John O Glass, Wilburn E Reddick, Cara Reeves, Ching-Hon Pui, John O Glass, Wilburn E Reddick, Cara Reeves, Ching-Hon Pui

Abstract

Reliably quantifying therapy-induced leukoencephalopathy is a challenging task due to the similarity between its MR properties and those of normal tissues. Multispectral MR images were analyzed for 15 children treated for acute lymphoblastic leukemia. Three different analysis techniques were compared to examine improvements in the segmentation accuracy of leukoencephalopathy versus manual tracings by two experienced observers. The original technique used a white matter mask based on the segmentation of the first serial examination of each patient and no a priori information. The modified techniques combine spatially normalized a priori maps as input and a gradient magnitude threshold. The second technique used a 2D threshold, while the third algorithm utilized a 3D threshold. MR images were segmented with a Kohonen self-organizing map for all three algorithms. Kappa values were compared for the three techniques to each observer and statistically significant improvements were seen between the original and third algorithms (Observer 1: 0.651, 0.744, P = 0.015; Observer 2: 0.603, 0.699, P = 0.024). More accurate and reliable quantification reduces the amount of variance in MR measures and facilitates clinical trials to determine the clinical significance of leukoencephalopathy in this vulnerable population.

(c) 2004 Wiley-Liss, Inc.

Figures

FIG. 1
FIG. 1
Example of the input images used in all three segmentation algorithms. The MR images are shown on the top row and from left to right correspond to the T1, T2, PD, and FLAIR-weighted images acquired for all subjects on the institutional protocol. The a priori maps spatially normalized to the patient’s MR examination are shown on the bottom row. From left to right, the white matter, gray matter, and cerebrospinal fluid a priori maps are shown that were used to generate the white matter mask and served as additional input to the second and third leukoencephalopathy segmentation algorithms.
FIG. 2
FIG. 2
Schematic of the 3D kernel used in the third leukoencephalopathy algorithm. The pixel shown in gray is the reference pixel for which the gradient magnitude value is determined, while the pixels represented as black identify the neighbors used in the calculation of the gradient magnitude value. The center group of pixels represents the in-plane component of the kernel, while the left and right represent pixels in the MR slices superior and inferior to the reference pixel, respectively.
FIG. 3
FIG. 3
Example output from the three segmentation algorithms. The first two images on the left are the manual segmentations overlaid on FLAIR image corresponding to the MR slice that was segmented. The first image on the left is from Observer 1 and the second is from Observer 2. The remaining three images correspond to the three segmentation algorithms. The center image is the output from the original leukoencephalopathy segmentation algorithm without a priori information or a gradient magnitude threshold.
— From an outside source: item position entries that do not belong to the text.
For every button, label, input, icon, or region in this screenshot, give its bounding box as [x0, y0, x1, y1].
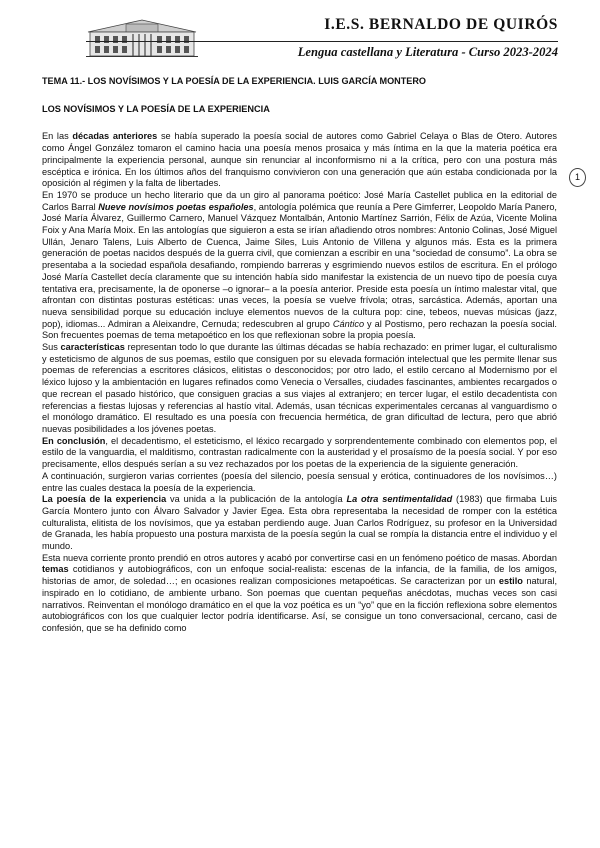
paragraph: La poesía de la experiencia va unida a la publicación de la antología La otra sentimentalidad (1983) que firmaba Luis García Montero junto con Álvaro Salvador y Javier Egea. Esta obra representaba la necesidad de romper con la estética culturalista, elitista de los novísimos, que ya estaban perdiendo auge. Juan Carlos Rodríguez, su profesor en la Universidad de Granada, les había propuesto una postura marxista de la poesía según la cual se rompía la distancia entre el individuo y el mundo. [42, 494, 557, 552]
paragraph: Sus características representan todo lo que durante las últimas décadas se había rechazado: en primer lugar, el culturalismo y esteticismo de algunos de sus poemas, estilo que consiguen por su elevada formación intelectual que les permite llenar sus poemas de referencias a escritores clásicos, elitistas o desconocidos; por otro lado, el estilo cercano al Modernismo por el léxico lujoso y la ambientación en lugares refinados como Venecia o Versalles, ciudades fascinantes, ambientes recargados o que recrean el pasado histórico, que consiguen gracias a sus viajes al extranjero; en tercer lugar, el estilo decadentista con referencias a fiestas lujosas y referencias al hastío vital. Además, usan técnicas experimentales cercanas al vanguardismo o el monólogo dramático. El resultado es una poesía con frecuencia hermética, de gran dificultad de lectura, pero que abrió nuevas posibilidades a los jóvenes poetas. [42, 342, 557, 434]
paragraph: En 1970 se produce un hecho literario que da un giro al panorama poético: José María Castellet publica en la editorial de Carlos Barral Nueve novísimos poetas españoles, antología polémica que reunía a Pere Gimferrer, Leopoldo María Panero, José María Álvarez, Guillermo Carnero, Manuel Vázquez Montalbán, Antonio Martínez Sarrión, Félix de Azúa, Vicente Molina Foix y Ana María Moix. En las antologías que siguieron a esta se irían añadiendo otros nombres: Antonio Colinas, José Miguel Ullán, Jenaro Talens, Luis Alberto de Cuenca, Jaime Siles, Luis Antonio de Villena y algunos más. Esta es la primera generación de poetas nacidos después de la guerra civil, que comienzan a escribir en una “sociedad de consumo”. La obra se presentaba a la sociedad española desafiando, rompiendo barreras y esgrimiendo nuevos estilos de escritura. En el prólogo José María Castellet decía claramente que su intención había sido manifestar la existencia de un nuevo tipo de poesía cuya tentativa era, precisamente, la de oponerse –o ignorar– a la poesía anterior. Preside esta poesía un íntimo malestar vital, que afrontan con distintas posturas estéticas: unas veces, la poesía se vuelve frívola; otras, sarcástica. Además, aportan una nueva sensibilidad porque su educación incluye elementos nuevos de la cultura pop: cine, tebeos, nuevas músicas (jazz, pop), idiomas... Admiran a Aleixandre, Cernuda; redescubren al grupo Cántico y al Postismo, pero rechazan la poesía social. Son frecuentes poemas de tema metapoético en los que reflexionan sobre la propia poesía. [42, 189, 557, 341]
paragraphs [42, 131, 557, 634]
section-heading: LOS NOVÍSIMOS Y LA POESÍA DE LA EXPERIENCIA [42, 103, 270, 114]
course-title: Lengua castellana y Literatura - Curso 2023-2024 [297, 45, 558, 59]
paragraph: En conclusión, el decadentismo, el esteticismo, el léxico recargado y sorprendentemente combinado con elementos pop, el estilo de la vanguardia, el malditismo, contrastan radicalmente con la austeridad y el prosaísmo de la poesía social. Y por eso precisamente, ellos después serían a su vez rechazados por los poetas de la experiencia de la siguiente generación. [42, 435, 558, 470]
paragraph: En las décadas anteriores se había superado la poesía social de autores como Gabriel Celaya o Blas de Otero. Autores como Ángel González tomaron el camino hacia una poesía menos prosaica y más íntima en la que la materia poética era principalmente la experiencia personal, aunque sin renunciar al inconformismo ni a la crítica, pero con una postura más escéptica e irónica. En los últimos años del franquismo convivieron con una generación que aún estaba condicionada por la oposición al régimen y la falta de libertades. [42, 131, 557, 189]
document-body [42, 76, 557, 635]
page-number: 1 [569, 168, 586, 187]
school-building-logo [86, 18, 198, 58]
paragraph: Esta nueva corriente pronto prendió en otros autores y acabó por convertirse casi en un fenómeno poético de masas. Abordan temas cotidianos y autobiográficos, con un enfoque social-realista: escenas de la infancia, de la familia, de los amigos, historias de amor, de soledad…; en ocasiones realizan composiciones metapoéticas. Se caracterizan por un estilo natural, inspirado en lo cotidiano, de ambiente urbano. Son poemas que cuentan pequeñas anécdotas, muchas veces son casi narrativos. Reinventan el monólogo dramático en el que la voz poética es un “yo” que en la ficción reflexiona sobre elementos autobiográficos con los que cualquier lector podría identificarse. Así, se consigue un tono conversacional, cercano, casi de confesión, que se ha definido como [42, 552, 558, 633]
school-name: I.E.S. BERNALDO DE QUIRÓS [324, 16, 558, 33]
paragraph: A continuación, surgieron varias corrientes (poesía del silencio, poesía sensual y erótica, continuadores de los novísimos…) entre las cuales destaca la poesía de la experiencia. [42, 470, 557, 493]
document-title: TEMA 11.- LOS NOVÍSIMOS Y LA POESÍA DE LA EXPERIENCIA. LUIS GARCÍA MONTERO [42, 76, 427, 86]
header-rule [86, 41, 558, 42]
The second from the right is the second leukoencephalopathy segmentation output showing the improvements utilizing the a priori maps and a 2D gradient magnitude threshold. On the right, the improvements provided by the 3D gradient magnitude threshold are shown in the output from the third segmentation algorithm.
FIG. 4
FIG. 4
Scatterplots of the volume of leukoencephalopathy from the manual and automated segmentation algorithms. The horizontal axes represent the volume of the manual segmentation for the single slice used in each of the 15 subjects reported in cubic centimeters. The graph on the top shows volumes from the manual segmentation of Observer 1 while the results from Observer 2 are shown on the bottom. Both vertical axes represent the corresponding single-slice volume from the original and third segmentation algorithms in cubic centimeters. The original technique volumes are shown by empty squares and the third technique is represented by filled squares. The dotted line represents the line of equality between the manual and automated techniques.